Spending winter break hiking in the Shenandoah National Park highlights the connection Madison Blake feels with nature. Blake attended high school at the Greater Hartford Academy of the Arts, studying technical theater, but her love of plants and the natural world won out for a career path. Blake is currently a sophomore majoring in horticulture. She hopes to one day work in a position focused on sustainable landscapes and ecologically friendly plant culture. Read more about Madison’s experiences as a UConn student.
What attracted you to UConn? What attracted me the most to UConn was its status as Connecticut’s land grant institution as well as it being highly renowned for its research programs. These two things mean that UConn has the funding and initiative to be a leader in both the agricultural and horticultural fields, and that was something I very much wanted to be a part of.
Why did you choose your particular major? I choose to major in horticulture, or more specifically, sustainable plant and soil systems (SPSS) with a focus on sustainable agriculture, because I have always loved plants. They are the most magnificent organisms and a cornerstone of life itself. Not only are they essential for oxygen, food and shelter, but they have incredible abilities to be modified to fulfill many human and environmental needs.
Which one of your UConn activities, internships or jobs was the most memorable? Why? I’m only a sophomore but so far, my work in Professor Berkowitz’s lab is the most memorable. I spent three semesters working on tissue culture of hemp, using young cotyledons and mature leaf tissue. While the scientific progress was more limited than I would have liked, I have learned a great deal about plants in tissue culture, aseptic technique and general lab culture. My work over these semesters has defined many of my experiences over the course of my time here and it has provided me with the opportunity to work with and meet some truly incredible and inspiring people.
Name two other experiences that have enriched your studies. This past semester I have been very involved in the Horticulture Club on campus, which provides me with the opportunity to interact with other students interested in plants and do some really cool projects and fundraisers. I have also had the opportunity to visit Yale for a conference of the American Society of Plant Biologists and UMass Amherst for a mycology conference. Visiting theses other schools and connecting with like-minded students and professionals has been exciting and invaluable.
What was the biggest challenge in your UConn career? I think ultimately the biggest challenge being at UConn is the ability to narrow down and focus on my interests. There are so many amazing opportunities that it is often hard to choose what ones to be involved in.

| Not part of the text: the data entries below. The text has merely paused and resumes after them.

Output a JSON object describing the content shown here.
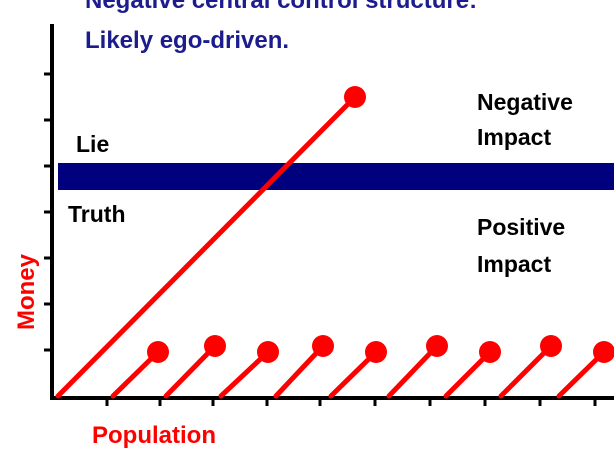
{
  "title": [
    "Negative central control structure:",
    "Likely ego-driven."
  ],
  "band_labels": {
    "above": "Lie",
    "below": "Truth"
  },
  "impact_labels": {
    "negative": [
      "Negative",
      "Impact"
    ],
    "positive": [
      "Positive",
      "Impact"
    ]
  },
  "axes": {
    "y_label": "Money",
    "x_label": "Population"
  }
}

When do you expect to graduate? What then? I am expecting to graduate in May of 2020 with a major in SPSS and a minor in molecular and cellular biology. Hopefully, these studies will provide the platform for continuing research. Ideally, in a lab or plant breeding facility.
Is there anything else you would like us to know about you? I believe it is vital to connect with nature. It is through this connection that we are able to appreciate and enjoy the order and natural beauty that surrounds us. It is through this connection that we educate and inspire individuals and future generations to go green! Even as a horticulture major, I often don’t spend nearly as much time as I’d like around the natural world. Nature is the heart of who we are, and I think it’s important to remind people of that and encourage everyone to get outside and to hug a tree!